Dell announced the first shipment of ocean plastics packaging for its Dell XPS 13 2-in-1 resulting from its commercial-scale pilot program where the company collected and recycles plastics from waterways and beaches for use in packaging tray. In 2017, the pilot program collected 16,000 pounds of plastic from entering the ocean. (Wouldn’t it also be wonderful if these plastics were compostable in the waterways/beaches in the first place? – my personal opinion)

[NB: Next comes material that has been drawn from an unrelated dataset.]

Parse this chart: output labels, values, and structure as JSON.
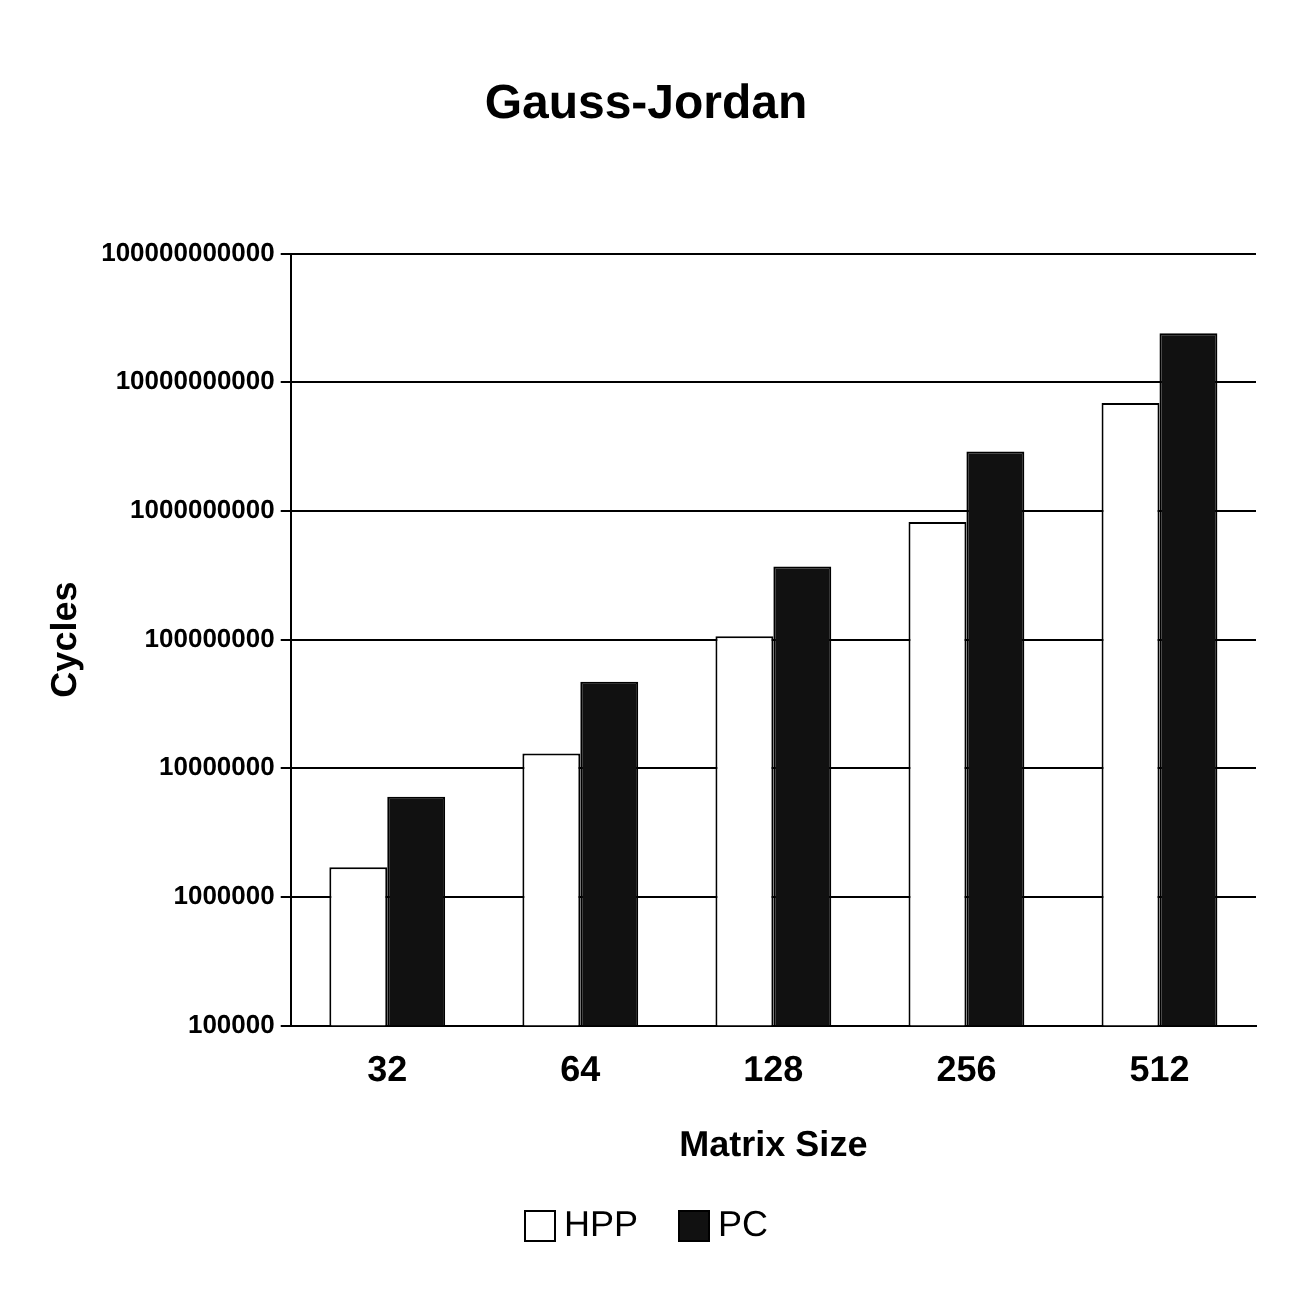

Dell will transition its XPS 13 2-in-1 to ocean plastics packaging beginning April 30, 2017. The company also will include educational information on its packaging to raise global awareness and action on ocean ecosystem health solutions, an area of shared interest between Dell, its Social Good Advocate, Adrian Grenier and the Lonely Whale Foundation. To help ensure the packaging does not end up back in the oceans, Dell will stamp each tray with the No. 2 recycling symbol, designating it as HDPE (which is commonly recyclable in many locations). Dell’s Packaging team designs and sources its product packaging to be more than 93 percent recyclable by weight so that it can be reused as part of the circular economy.
The ocean plastics supply chain process is made of multiple stages: Dell’s partners intercept ocean plastics at the source in waterways, shorelines and beaches before it reaches the ocean. It then processes and refines the used plastics, mixes the ocean plastic (25%) with other recycled HDPE plastics (the remaining 75%) from sources like bottles and food storage containers. Finally, it molds the resulting recycled plastic flake into new packaging trays and ship the trays for final packaging and customer delivery.
Since 2008, Dell claimed to have included post-consumer recycled plastics in its desktops, and as of January 2017, reached its 2020 goal of using 50 million pounds of recycled materials in its products. Dell claimed to be the first and currently, only company it said, to offer computers and monitors that contain e-waste plastics and recycled carbon fiber.
According to Dell, a recent study reported between 4.8 and 12.7 million metric tons of mismanaged plastic waste entered the ocean in 2010 alone. Dell has published a white paper on sourcing strategies and plans to convene a cross-industry working group that will address ocean plastics on a global scale.